Dans l’article consacré à la voiture connectée 100% marocaine, les intervenants qui ont joué un rôle déterminant dans la concrétisation de ce projet innovant avaient été brièvement présentés.
Pour connaitre un peu mieux ces acteurs majeurs de l’innovation technologique au Maroc, un article détaillé sera consacré à chacun d’entre eux.
Omar Bencherki est probablement LA personne qui a le plus contribué à l’émergence de la voiture connectée au Maroc. C’est effectivement lui qui a fabriqué le hardware du système, en plus d’avoir développé l’unique cartographie GPS au Maroc qui soit vraiment fiable sur le marché.
Entretien avec ce pionnier de la géolocalisation.
Omar Bencherki est un jeune entrepreneur diplômé en business management de l’Université d’Exeter en Angleterre. Il est le co-fondateur de 2 sociétés : Navcities, créée en 2008, spécialisée dans la production de cartographie et de solutions de géolocalisation et Magnav, créée en 2013, fabricant de matériel multimédia pour les voitures.

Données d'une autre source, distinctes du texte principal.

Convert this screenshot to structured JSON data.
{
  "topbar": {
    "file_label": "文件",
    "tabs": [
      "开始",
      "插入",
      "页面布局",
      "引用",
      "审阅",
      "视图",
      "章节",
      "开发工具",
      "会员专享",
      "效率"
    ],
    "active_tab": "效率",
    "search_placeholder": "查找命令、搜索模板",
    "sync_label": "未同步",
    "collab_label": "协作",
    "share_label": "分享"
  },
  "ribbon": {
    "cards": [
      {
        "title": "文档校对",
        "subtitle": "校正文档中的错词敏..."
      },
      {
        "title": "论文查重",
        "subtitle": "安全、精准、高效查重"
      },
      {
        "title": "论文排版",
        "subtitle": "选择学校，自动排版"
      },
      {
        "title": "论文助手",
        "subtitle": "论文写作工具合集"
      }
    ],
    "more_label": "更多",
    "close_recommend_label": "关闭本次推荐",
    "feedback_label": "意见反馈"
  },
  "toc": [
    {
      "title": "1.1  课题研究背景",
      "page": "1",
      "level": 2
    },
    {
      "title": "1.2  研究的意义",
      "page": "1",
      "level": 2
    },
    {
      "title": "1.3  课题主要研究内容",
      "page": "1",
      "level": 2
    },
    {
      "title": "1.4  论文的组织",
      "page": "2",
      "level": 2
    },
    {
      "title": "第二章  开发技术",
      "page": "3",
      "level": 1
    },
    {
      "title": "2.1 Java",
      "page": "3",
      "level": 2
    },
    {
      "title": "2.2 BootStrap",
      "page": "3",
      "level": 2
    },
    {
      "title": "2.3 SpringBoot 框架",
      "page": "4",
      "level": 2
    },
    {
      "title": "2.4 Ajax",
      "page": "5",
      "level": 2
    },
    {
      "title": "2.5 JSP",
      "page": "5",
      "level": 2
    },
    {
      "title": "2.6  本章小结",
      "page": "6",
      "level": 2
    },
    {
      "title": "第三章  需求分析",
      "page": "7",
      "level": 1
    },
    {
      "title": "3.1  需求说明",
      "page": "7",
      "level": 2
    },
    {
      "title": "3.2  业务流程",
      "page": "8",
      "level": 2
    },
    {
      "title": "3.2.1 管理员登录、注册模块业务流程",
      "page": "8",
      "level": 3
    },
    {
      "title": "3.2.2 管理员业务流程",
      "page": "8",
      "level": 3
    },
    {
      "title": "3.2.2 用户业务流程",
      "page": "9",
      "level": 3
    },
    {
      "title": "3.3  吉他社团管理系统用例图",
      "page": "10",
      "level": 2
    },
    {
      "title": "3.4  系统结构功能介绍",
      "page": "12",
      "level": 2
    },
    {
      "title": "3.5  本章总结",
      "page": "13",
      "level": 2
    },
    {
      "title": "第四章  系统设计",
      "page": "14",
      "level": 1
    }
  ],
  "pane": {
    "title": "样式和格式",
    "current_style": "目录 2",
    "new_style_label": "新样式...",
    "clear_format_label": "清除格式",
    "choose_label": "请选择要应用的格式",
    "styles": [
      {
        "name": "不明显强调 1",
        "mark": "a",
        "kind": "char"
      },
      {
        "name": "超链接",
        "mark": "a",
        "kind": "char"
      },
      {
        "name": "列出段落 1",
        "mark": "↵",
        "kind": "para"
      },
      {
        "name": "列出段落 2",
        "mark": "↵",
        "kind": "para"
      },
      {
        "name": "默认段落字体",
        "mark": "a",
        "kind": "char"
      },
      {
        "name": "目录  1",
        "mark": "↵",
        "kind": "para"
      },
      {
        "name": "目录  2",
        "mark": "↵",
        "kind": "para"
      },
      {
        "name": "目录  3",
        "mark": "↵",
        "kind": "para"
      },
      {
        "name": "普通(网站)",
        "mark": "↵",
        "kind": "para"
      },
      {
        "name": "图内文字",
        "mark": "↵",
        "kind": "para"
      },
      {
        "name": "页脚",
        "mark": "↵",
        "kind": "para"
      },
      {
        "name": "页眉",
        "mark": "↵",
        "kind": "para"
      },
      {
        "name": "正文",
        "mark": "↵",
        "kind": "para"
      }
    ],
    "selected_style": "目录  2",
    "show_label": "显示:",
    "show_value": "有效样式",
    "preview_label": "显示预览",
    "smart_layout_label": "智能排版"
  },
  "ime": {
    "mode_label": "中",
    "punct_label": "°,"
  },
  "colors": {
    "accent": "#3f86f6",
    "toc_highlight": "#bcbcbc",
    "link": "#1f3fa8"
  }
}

Chroniques du Futur : Comment vous est venue l’idée de créer Navcities ?
Omar Bencherki (O.B) : Je suis parti d’un constat très simple : il n’y avait pas au Maroc de cartographie GPS qui soit 100% fiable et qui, en même temps, respecte notre intégrité territoriale. La demande en données géolocalisées était pourtant bien réelle.
Certes Google Maps existe, mais ce service se base principalement sur la remontée de données des utilisateurs (voie communautaire collaborative). Il est donc plus destiné à des particuliers qu’à des entreprises qui, elles, ont besoin de données fiables et complètes. Les deux autres leaders mondiaux, TOMTOM et Here, quant à eux, n’ont pas encore jugé important de s’intéresser au marché marocain qui est, par ailleurs, très particulier !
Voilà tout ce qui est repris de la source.